Cloé começou a procurar alguma coisa dentro de sua casa escura e com cheiro de plantas desidratadas. Tocou, um por um, os maços de ervas pendurados no teto, fazendo uma careta antes de passar para o próximo. Até puxar as folhas de um maço de sálvia, esfregá-las nos dedos para conferir o cheiro e balançar a cabeça, satisfeita. Olhou ao redor, procurando alguma coisa, até que encarou a porta e eu, e fechou a cara.

— O que ainda está fazendo aí fora?! Não vai ajudar uma velha e pegar o que veio buscar? Os ramos estão altos, minhas costas doem e Vera não está aqui. Anda, anda! — Ela gesticulou para mim.

Apertei a pedra entre os dedos e depois tirei a mão do bolso. Qual o problema que gente velha tem em parar pra explicar as coisas? Abaixei a cabeça para entrar sem derrubar um monte de maços de ervas pendurados perto da porta, amarrados um pouco mais baixo que a soleira. Dei três passos e alcancei Cloé; levantei a mão para o único maço de sálvia em todo o meu campo de visão e o puxei, arrebentando o cordão fino que o amarrava ao teto. Senti o cheiro terroso das folhas que a velhota tinha amassado nos dedos e respirei fundo.
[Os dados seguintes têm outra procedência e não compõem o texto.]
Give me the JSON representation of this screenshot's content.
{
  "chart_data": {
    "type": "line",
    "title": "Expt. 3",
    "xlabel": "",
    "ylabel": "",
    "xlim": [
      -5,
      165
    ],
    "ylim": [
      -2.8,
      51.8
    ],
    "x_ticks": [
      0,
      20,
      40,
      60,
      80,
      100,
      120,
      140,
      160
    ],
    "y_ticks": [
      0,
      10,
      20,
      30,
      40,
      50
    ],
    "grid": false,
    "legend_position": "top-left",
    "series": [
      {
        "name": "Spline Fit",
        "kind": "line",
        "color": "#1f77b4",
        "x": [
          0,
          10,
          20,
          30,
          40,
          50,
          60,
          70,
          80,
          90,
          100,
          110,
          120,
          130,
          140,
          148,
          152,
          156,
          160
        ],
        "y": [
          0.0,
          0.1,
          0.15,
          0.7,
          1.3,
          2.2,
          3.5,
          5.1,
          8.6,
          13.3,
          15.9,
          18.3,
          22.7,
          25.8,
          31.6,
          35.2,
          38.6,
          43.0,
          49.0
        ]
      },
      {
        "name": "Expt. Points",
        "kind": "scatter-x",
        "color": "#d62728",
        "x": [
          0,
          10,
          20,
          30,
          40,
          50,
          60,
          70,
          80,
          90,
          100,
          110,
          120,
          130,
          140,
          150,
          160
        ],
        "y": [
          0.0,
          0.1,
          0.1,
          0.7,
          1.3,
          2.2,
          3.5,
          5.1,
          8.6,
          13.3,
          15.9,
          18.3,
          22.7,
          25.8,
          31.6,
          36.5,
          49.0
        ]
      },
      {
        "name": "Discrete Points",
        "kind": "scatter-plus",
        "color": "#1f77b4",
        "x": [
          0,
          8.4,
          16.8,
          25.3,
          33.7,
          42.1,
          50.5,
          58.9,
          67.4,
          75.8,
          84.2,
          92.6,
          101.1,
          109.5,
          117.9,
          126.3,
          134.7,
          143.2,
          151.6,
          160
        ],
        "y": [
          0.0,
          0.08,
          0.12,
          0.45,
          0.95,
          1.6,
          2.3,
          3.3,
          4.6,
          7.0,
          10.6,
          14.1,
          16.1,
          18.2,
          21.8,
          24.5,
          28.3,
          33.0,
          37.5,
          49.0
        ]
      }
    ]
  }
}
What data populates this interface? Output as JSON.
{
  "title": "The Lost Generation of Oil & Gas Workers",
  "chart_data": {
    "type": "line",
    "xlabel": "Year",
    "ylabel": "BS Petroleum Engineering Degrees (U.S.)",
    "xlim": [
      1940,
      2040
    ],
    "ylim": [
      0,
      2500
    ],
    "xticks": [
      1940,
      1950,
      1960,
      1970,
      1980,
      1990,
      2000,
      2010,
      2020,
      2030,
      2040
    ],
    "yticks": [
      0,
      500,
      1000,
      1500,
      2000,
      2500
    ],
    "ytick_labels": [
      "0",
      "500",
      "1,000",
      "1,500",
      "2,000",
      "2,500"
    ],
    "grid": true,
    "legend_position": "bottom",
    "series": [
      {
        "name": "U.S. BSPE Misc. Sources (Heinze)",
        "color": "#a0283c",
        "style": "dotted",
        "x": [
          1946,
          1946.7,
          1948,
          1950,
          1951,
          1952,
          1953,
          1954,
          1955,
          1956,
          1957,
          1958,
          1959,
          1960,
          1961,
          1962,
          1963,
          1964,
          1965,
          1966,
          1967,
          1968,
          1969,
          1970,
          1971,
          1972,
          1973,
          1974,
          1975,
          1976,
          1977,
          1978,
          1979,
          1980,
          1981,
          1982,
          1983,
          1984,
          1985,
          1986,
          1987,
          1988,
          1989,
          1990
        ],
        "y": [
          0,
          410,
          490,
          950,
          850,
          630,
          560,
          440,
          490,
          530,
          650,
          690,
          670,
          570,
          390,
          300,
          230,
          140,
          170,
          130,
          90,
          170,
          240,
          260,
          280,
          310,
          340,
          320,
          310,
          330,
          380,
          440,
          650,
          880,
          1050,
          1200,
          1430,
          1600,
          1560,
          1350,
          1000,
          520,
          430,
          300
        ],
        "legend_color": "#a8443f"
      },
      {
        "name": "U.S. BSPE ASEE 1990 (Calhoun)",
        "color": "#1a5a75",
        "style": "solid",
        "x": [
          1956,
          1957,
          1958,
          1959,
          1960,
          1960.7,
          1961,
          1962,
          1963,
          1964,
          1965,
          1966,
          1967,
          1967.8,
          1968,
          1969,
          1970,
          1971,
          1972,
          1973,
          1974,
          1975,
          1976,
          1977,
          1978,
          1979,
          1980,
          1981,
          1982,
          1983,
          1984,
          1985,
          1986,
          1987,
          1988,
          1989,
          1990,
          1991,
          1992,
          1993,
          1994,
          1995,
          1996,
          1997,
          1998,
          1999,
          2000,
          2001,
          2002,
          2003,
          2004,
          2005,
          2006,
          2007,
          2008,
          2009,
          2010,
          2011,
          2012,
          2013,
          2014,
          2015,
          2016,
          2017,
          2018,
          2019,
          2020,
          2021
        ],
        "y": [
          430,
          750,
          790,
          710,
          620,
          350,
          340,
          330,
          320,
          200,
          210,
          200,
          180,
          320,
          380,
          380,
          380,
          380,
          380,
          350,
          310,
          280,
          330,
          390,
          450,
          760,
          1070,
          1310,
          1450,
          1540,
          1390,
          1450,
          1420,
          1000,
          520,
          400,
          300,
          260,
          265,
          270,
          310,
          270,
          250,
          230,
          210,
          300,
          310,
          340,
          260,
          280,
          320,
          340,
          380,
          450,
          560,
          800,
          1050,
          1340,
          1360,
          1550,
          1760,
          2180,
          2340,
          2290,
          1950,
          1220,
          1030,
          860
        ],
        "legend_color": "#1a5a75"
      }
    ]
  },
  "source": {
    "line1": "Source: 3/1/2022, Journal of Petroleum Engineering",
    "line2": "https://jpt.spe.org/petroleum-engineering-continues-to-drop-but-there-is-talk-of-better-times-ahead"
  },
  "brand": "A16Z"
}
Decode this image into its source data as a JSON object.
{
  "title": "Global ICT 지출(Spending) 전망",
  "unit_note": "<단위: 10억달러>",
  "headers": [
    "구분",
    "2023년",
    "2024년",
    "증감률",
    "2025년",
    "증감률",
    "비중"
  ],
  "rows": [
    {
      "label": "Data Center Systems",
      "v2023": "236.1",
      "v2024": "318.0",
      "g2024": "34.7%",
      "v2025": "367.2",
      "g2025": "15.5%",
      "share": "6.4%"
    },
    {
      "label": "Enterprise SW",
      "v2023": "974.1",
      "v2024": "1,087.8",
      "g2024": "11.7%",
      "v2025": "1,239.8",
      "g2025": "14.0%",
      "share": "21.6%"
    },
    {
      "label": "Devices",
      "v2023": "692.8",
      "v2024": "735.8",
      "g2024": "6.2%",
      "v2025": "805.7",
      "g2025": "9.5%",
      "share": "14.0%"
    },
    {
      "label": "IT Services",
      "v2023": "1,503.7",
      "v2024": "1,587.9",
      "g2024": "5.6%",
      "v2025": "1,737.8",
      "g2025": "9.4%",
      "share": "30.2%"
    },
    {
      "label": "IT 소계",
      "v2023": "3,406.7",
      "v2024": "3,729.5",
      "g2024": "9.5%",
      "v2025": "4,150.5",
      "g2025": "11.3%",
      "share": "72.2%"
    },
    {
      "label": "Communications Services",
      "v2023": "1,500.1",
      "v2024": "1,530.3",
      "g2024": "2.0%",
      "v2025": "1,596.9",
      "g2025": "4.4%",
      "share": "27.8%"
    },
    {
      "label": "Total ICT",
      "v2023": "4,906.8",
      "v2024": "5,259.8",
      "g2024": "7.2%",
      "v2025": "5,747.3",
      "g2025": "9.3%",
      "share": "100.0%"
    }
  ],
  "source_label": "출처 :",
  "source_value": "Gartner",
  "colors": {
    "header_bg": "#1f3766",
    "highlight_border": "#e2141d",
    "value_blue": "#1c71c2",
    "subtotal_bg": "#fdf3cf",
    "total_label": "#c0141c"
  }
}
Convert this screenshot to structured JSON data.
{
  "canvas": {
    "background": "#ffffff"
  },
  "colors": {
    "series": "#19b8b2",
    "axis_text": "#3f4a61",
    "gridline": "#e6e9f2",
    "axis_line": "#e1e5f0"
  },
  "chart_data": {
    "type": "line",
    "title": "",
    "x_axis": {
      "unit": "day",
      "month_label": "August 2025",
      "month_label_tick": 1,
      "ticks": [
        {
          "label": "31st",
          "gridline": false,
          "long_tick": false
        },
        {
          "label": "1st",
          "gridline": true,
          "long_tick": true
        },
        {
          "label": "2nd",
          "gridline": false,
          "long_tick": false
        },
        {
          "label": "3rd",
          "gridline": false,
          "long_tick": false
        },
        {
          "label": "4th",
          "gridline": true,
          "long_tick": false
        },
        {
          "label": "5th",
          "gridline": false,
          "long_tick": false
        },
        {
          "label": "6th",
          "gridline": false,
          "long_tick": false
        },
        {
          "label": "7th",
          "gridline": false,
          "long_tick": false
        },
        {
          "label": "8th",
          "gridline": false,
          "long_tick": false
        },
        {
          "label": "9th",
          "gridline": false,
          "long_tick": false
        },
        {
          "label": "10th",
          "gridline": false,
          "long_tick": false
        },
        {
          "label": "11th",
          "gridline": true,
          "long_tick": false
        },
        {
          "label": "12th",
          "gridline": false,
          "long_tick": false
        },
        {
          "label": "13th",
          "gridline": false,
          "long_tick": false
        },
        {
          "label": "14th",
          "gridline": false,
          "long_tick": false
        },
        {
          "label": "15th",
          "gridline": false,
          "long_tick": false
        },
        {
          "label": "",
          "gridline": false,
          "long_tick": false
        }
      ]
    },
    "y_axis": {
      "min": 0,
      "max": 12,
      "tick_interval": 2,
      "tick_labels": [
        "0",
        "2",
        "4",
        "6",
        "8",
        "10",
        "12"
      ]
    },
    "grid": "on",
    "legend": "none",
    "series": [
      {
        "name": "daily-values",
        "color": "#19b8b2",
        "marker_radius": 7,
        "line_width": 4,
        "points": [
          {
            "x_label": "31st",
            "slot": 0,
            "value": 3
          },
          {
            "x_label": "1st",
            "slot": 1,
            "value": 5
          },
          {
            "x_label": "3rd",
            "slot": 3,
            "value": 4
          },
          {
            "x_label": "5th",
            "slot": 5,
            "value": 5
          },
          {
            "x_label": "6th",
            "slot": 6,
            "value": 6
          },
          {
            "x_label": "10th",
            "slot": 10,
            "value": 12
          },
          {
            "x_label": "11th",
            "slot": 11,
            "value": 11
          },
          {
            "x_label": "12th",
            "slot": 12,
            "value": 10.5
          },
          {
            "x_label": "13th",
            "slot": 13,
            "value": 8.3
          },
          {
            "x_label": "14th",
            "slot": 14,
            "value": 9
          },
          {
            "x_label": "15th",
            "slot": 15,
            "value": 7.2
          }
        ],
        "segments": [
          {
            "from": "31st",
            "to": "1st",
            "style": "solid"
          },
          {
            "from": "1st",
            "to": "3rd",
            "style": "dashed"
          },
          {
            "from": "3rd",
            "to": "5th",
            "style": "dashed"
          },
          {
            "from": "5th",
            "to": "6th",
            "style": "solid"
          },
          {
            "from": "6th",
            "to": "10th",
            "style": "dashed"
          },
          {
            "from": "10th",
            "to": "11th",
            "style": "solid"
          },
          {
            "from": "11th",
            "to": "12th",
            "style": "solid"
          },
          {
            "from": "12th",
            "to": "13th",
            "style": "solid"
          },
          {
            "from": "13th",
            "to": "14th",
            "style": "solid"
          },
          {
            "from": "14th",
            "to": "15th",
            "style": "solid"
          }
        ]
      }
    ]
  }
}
— Cloé, eu não tenho nada de valor pra te dar em troca delas... Eu só... — Comecei a me explicar, pensando na pedra polida no meu bolso.

— Shiu — Cloé sacudiu a cabeça para os lados. — Eu pedi alguma coisa? Não!

Ela pigarreou e apontou para as ervas na minha mão.

— Esse é meu último maço. É melhor você ir pra casa antes que mais alguém apareça pedindo por essa sálvia, ou vai ficar sem, por outros motivos — ela suspirou. — Eu não sei o que os Espíritos estavam pensando, mas eu nunca vi isso acontecer antes... Tanta gente, na mesma noite...

Ela coçou os olhos.

— Eu imagino que meus xaropes não ajudaram a querida Dorothea, não é...?

Assenti por reflexo, enquanto pensava em outras coisas. O que Cloé tinha dito mesmo? Muitas pessoas atrás de sálvia. Era seu último maço. Tanta gente, na mesma noite... Tanta gente como Dorothea, percebi.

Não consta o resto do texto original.